Este rancho, verdadero palacio, fue invadido por los chilenos, el
respetable anciano se creía seguro bajo su bandera patria y protestó,
pero fue insultado, golpeado, mientras los rotos se lanzaron al saqueo
de despensa y muebles.
• ¡Mire padre eterno, le decían aludiendo a su blanca y poblada barba,
nos ise donde están las chauchas porque si no lo fusilamos en
seguidita no má!
El doctor Mac Lean trató de salir, llegando a conseguirlo hasta la
reja de hierro, pero allí lo alcanzó un disparo que instantáneamente
lo mató. Pocos minutos después ardía el rancho regado, por completo,
de kerosene.
La crápula, a las cinco de la tarde, hacía, entre los invasores, sus
terribles efectos.
Los niños estaban de remolienda, como ellos decían. Entre los muertos
y heridos rodaban los borrachos, con esa... embrutecida y sanguinaria
del chileno. Los gemidos y gritos, pidiendo socorro, de los heridos,
se mezclaban con las blasfemias y cantos obscenos de los borrachos.
Las coplas de la monótona chilena, se escuchaban al mismo tiempo que
las oraciones de los moribundos.
Y la remolienda seguía in crecendo; ya no existía disciplina; ya no se
conocían ni entre ellos.

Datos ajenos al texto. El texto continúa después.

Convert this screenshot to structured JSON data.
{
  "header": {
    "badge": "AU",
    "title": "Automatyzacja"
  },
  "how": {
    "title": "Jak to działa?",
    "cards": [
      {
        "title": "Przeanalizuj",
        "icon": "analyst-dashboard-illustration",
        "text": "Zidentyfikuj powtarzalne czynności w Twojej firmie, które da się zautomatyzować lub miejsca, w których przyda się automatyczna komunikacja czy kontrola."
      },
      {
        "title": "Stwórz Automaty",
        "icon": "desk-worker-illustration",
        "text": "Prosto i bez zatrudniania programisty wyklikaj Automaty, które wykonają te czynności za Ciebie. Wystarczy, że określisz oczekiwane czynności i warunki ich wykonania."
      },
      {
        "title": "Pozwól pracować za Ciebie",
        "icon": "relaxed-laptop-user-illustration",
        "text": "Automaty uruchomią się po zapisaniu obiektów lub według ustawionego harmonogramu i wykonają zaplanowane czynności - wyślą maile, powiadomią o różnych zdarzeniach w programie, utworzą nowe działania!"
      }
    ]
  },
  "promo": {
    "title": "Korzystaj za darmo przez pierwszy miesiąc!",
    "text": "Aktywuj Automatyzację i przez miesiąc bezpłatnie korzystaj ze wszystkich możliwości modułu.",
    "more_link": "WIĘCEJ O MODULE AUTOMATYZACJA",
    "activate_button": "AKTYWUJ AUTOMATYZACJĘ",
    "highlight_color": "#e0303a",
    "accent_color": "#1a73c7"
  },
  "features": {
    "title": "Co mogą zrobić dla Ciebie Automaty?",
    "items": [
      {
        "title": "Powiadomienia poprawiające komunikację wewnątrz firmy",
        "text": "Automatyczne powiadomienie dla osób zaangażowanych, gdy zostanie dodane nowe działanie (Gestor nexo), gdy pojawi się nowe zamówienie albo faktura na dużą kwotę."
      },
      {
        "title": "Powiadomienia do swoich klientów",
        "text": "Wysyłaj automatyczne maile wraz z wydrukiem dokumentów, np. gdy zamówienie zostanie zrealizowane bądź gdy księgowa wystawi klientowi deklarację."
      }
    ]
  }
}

Una botella para vaciarla, una mujer, viva o
muerta, una lata de kerosene para incendiar los palacios de
Chorrillos, eran disputados á bala o á corvo.
No se cansaban de matar, cuando ya no había cholos peruanos ni
bachiches ni gringos, se mataban entre sí, se quemaban como ratas.
El rancho, o mejor dicho el palacio que, en la calle del Tren, posee
la familia Pflücker fue el teatro de espantosas escenas. Algo muy
codiciable debieron encontrar ahí los rotos, puesto que como fieras,
se disputaron el botín. Se dividieron en dos bandos y la más numerosa
arrojó afuera a la menor. Pero ésta buscó refuerzo, y ya fuerte, atacó
la casa, trabándose un serio combate entre chilenos; pero viendo los
asaltantes que sus paisanos no cedían, resolvieron incendiar el
rancho, y así se realizó, puesto que en pocos instantes las llamas
rodearon a los que estaban dentro.
Trataron estos de salir, pero se les recibió a balazos, se les cazaba,
apenas asomaban la cabeza.
Un jefe chileno, un sargento mayor, llegó a tales momentos y al
presenciar lo que pasaba creyó que sus soldados sufrían un error. No
comprendía que entre chilenos se matasen.
• Niños, les gritó, lanzando sus caballos entre los asaltantes, miren
que los de la casa son chilenos. No hagan fuego, déjenlos salir.
• Mi jiefe, le contestó uno, déjenos no má que pa eso somos tantos. El
mayor chileno dio órdenes de suspender los fuegos.
• Mire, señor patroncito, váyase no má – le repusieron en son de
amenaza. Pero el jefe chileno quería imponerse y llevar al orden a sus
soldados. Estos montaron en cólera.
• Mire el futre, le dijeron, ya pué abrirse á lo largo. Y lanzando una
palabra peculiar del chileno, uno de ellos hizo fuego sobre el
sargento mayor, matándolo en el acto.
Los de la casa fueron todos quemados vivos. Eran chilenos contra chilenos.
¿Para qué seguir relatando más? Cansa el espíritu, lo enferma el
recuerdo de tales hechos.
El desorden de los chilenos intimidó á generales, á los jefes y
oficiales. Se vieron impotentes para tal desmoralización, se
encontraron amenazados de muerte por su mismo ejército.
El jefe ú oficial que intentara contener a sus soldados, era victimado
sin compasión. Había que dejarles que incendiaran el último rancho,
que se consumiera la última botella de licor.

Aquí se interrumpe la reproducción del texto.